The drain script currently does not check whether the cluster is healthy before stopping a node:

https://github.com/cloudfoundry/cf-mysql-release/blob/f78967ba30660fab51301ce345665df5cf12e40b/jobs/mysql/templates/drain.sh#L1-L6

We think it would be safer to check if all cluster nodes are online and in sync before asking the local node to shutdown.

cf-gitbot commented 6 years ago

We have created an issue in Pivotal Tracker to manage this:

https://www.pivotaltracker.com/story/show/157141182

The labels on this github issue will be updated when the story is started.

ctaymor commented 6 years ago

@CAFxX If the drain script can only succeed when the cluster is healthy, that would prevent anyone from bosh stopping an unhealthy cluster.

We can see how this change would be valuable in some cases, but we're concerned it would be harmful in others. We recommend using the proxy dashboard api to check if the cluster is healthy before doing a deploy.

CAFxX commented 6 years ago

@ctaymor isn't that why bosh deploy and bosh recreate both have a --skip-drain option? If we applied the logic that the operator had to check manually on a job-specific dashboard before running deploy wouldn't cf-deployment become unusable pretty quickly? Also the bosh docs seem to agree that's the whole point of drain scripts (emphasis mine):

This script allows the job to clean up and get into a state where it can be safely stopped.

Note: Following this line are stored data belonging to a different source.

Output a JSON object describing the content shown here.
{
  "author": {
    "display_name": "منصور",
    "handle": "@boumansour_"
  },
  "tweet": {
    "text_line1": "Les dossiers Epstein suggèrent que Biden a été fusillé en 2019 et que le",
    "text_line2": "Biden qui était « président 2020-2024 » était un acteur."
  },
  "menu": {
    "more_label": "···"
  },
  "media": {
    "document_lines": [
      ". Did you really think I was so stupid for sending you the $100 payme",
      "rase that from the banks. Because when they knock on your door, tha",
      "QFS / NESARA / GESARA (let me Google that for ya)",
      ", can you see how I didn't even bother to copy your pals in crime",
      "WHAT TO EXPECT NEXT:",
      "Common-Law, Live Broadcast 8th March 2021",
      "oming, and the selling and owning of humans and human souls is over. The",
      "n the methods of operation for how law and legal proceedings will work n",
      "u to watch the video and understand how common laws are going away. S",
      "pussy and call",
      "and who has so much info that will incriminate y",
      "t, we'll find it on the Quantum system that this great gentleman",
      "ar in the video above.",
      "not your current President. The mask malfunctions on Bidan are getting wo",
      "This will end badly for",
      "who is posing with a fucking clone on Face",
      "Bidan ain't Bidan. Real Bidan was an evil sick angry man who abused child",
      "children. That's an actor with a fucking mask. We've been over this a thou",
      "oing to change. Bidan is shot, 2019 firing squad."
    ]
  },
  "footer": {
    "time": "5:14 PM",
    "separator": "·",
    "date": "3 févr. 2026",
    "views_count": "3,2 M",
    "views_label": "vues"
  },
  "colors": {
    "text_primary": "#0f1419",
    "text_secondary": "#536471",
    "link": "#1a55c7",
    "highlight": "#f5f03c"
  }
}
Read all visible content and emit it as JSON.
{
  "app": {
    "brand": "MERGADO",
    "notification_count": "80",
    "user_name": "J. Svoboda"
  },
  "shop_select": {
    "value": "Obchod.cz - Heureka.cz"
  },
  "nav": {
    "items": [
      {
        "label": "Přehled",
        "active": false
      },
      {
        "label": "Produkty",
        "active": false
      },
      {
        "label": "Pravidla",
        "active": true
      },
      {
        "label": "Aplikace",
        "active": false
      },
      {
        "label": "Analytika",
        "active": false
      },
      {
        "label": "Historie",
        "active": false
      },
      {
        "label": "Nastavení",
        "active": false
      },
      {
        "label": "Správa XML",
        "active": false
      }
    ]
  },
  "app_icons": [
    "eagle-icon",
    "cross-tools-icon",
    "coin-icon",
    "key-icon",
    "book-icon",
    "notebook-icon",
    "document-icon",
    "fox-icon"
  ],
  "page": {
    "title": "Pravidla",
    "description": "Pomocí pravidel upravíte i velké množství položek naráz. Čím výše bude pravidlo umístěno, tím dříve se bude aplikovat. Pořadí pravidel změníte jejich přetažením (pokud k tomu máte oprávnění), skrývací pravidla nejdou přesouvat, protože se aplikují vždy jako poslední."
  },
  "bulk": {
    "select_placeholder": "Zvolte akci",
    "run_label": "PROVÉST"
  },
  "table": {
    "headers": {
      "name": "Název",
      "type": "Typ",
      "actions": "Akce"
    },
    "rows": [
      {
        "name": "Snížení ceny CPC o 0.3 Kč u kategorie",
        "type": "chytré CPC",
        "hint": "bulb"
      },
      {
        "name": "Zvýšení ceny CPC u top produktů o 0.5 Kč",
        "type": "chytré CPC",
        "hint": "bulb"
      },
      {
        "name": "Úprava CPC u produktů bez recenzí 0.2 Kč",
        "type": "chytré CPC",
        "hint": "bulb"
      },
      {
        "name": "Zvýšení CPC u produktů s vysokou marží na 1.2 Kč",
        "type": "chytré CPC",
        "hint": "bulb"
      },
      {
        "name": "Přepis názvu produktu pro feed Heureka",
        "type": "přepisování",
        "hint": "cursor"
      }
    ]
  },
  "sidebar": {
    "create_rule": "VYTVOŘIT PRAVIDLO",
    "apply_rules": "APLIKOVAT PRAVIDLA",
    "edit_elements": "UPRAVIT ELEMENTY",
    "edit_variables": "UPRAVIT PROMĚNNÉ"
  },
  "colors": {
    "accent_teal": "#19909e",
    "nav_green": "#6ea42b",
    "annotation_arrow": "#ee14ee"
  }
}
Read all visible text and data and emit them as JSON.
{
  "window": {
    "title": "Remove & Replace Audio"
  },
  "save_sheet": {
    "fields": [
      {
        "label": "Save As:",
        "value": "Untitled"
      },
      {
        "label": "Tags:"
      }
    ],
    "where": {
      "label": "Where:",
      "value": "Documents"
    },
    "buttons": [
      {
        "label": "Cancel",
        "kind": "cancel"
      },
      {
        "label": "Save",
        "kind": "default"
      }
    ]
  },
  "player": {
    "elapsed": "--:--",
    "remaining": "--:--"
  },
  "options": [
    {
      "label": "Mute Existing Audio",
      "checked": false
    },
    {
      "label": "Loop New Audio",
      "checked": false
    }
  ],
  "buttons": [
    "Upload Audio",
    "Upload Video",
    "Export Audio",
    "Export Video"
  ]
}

I think the safer option is to check for obvious signs of the cluster being unhealthy and allow the operator to force the deployment if they think it's the correct thing to do in their case.

ctaymor commented 6 years ago

@CAFxX Yeah, that's a fair point about --skip-drain.

We'd be happy to accept a PR.

CAFxX commented 6 years ago

@ctaymor ok, just a question: is there currently any specific requirement requiring the node to be stopped during drain (instead of during monit stop)?

ndhanushkodi commented 6 years ago

Closing due to open PR to resolve: #209

ndhanushkodi commented 6 years ago

Sorry @CAFxX, thought we commented on this earlier. Yes, we do want to do the stopping in drain since for larger installations it can go over the monit timeout and cause bosh deploy failures.

cf-gitbot commented 6 years ago

We have created an issue in Pivotal Tracker to manage this:

https://www.pivotaltracker.com/story/show/158265416

The labels on this github issue will be updated when the story is started.